Need we say more? Not really, but that would ignore the contributions of several gifted actresses in what otherwise feels like a stale old chestnut. These three talented women do not play the moms of the title, but the moms of the moms, and they have a boatload of statuettes among them. They are Susan Sarandon, Cheryl Hines, and the divine Christine Baranski, and they make this movie worth watching, even when the dialogue is utterly cringe-worthy.
And oh, it is. "Oh my (expletive) God" it is, to quote a sweet, dirty-mouthed child in the film.

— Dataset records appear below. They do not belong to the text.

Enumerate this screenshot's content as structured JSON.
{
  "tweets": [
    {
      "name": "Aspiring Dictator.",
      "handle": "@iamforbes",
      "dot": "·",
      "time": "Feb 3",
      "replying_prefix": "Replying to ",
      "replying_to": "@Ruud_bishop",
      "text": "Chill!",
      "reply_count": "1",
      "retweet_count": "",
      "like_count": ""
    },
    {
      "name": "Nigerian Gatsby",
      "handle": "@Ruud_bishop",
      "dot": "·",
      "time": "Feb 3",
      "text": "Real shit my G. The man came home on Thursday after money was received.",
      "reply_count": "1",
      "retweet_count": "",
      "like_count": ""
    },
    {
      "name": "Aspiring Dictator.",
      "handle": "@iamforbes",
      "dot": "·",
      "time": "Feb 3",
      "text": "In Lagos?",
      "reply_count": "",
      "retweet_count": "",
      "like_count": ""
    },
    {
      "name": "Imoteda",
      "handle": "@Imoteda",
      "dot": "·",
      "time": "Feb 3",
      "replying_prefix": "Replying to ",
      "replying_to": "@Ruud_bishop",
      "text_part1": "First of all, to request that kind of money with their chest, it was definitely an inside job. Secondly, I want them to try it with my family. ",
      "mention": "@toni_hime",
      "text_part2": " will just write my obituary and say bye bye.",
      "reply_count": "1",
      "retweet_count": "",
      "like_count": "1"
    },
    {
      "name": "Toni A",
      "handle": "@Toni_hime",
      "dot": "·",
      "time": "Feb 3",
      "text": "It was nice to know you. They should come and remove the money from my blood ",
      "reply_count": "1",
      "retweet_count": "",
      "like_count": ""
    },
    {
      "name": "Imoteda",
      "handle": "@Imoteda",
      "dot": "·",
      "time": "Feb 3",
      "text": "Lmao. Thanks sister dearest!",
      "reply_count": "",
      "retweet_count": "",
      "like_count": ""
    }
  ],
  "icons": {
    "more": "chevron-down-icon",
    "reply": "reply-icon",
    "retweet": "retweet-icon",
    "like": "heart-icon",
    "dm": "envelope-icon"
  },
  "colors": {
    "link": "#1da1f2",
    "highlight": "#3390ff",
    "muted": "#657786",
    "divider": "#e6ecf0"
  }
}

By the way: has anyone noticed that we have a Christmas movie in theaters while the leftover Halloween candy is still perfectly fresh? What'll we get in December, "A Bad Moms Easter Parade"? But we digress. "Bad Moms Christmas," written and directed by the original team of Jon Lucas and Scott Moore, has bigger problems.
In last year's original, a surprise hit, there was a relatable rallying cry — against the impossible image of perfect momhood. Now the rallying cry is "Take Back Christmas." And the answer for our moms Amy, Kiki and Carla (Mila Kunis, Kristen Bell and Kathryn Hahn) seems to be: Get drunk at the mall, have what looks like a sexual encounter with a department store Santa, steal a tree, and go home. Voila. Christmas is back! Phew!
We begin with Amy (Kunis), sitting in a dejected stupor after a Christmas party gone very, very wrong. Debris is everywhere, and even a camel wanders by, though we're in suburban Chicago. "I ruined Christmas," she says. "I feel like the worst mom in the world."
Flashback to five days earlier, and the early arrival of the bad grandmoms. Each has her own, shall we say, exaggerated quirk. For Kiki's mom (Hines), it's an extremely unhealthy attachment to her daughter (she wears sweaters emblazoned with pictures of her, for starters.) Carla's mom (Sarandon) is a pot-smoking hipster in a black leather jacket (Sarandon could do this part with her eyes closed, and you wonder if perhaps she wanted to.)
Then there's Amy's mom Ruth (Baranski), a Palm Beach doyenne, who wears fur and spews gifts. "Have some iPhones," she tells her grandkids. "Have some Xboxes." It's Ruth — "like Ruth Bader Ginsburg," she explains — who creates the central drama, with her insistence that Christmas be perfect. "Amy this is Christmas, it's the BIG SHOW," she says.
As for Carla's mom, Isis — "like the terror group," she explains, in what will seem a sorely unfortunate joke to many — she's in need of money, as usual. And she might just be taking advantage of Carla, a single mom who works giving waxes in a salon.
Feeling tense, the younger moms meet up at the mall, where they take out their frustrations on that poor Santa we mentioned. In a montage. This movie likes montages. There are lots. One takes place at a local Sky Zone trampoline park, in what seems like a very long bit of product placement.
It's all leading up to Christmas Eve, and the showdown between Amy and her mother that we know is coming. Along the way, we'll meet a few appealing characters in cameos. The best is Justin Hartley ("This Is Us"), doing what he can with a pretty gross scene in the waxing salon. And he rocks the closing credits.
But it's Baranski who steals the show. Watch her apologize, painfully: "For the tiny fraction of blame that falls on me, I am sorry. "
Don't blame her — or any of the actors — for the lame script. It's not even a tiny fraction their fault.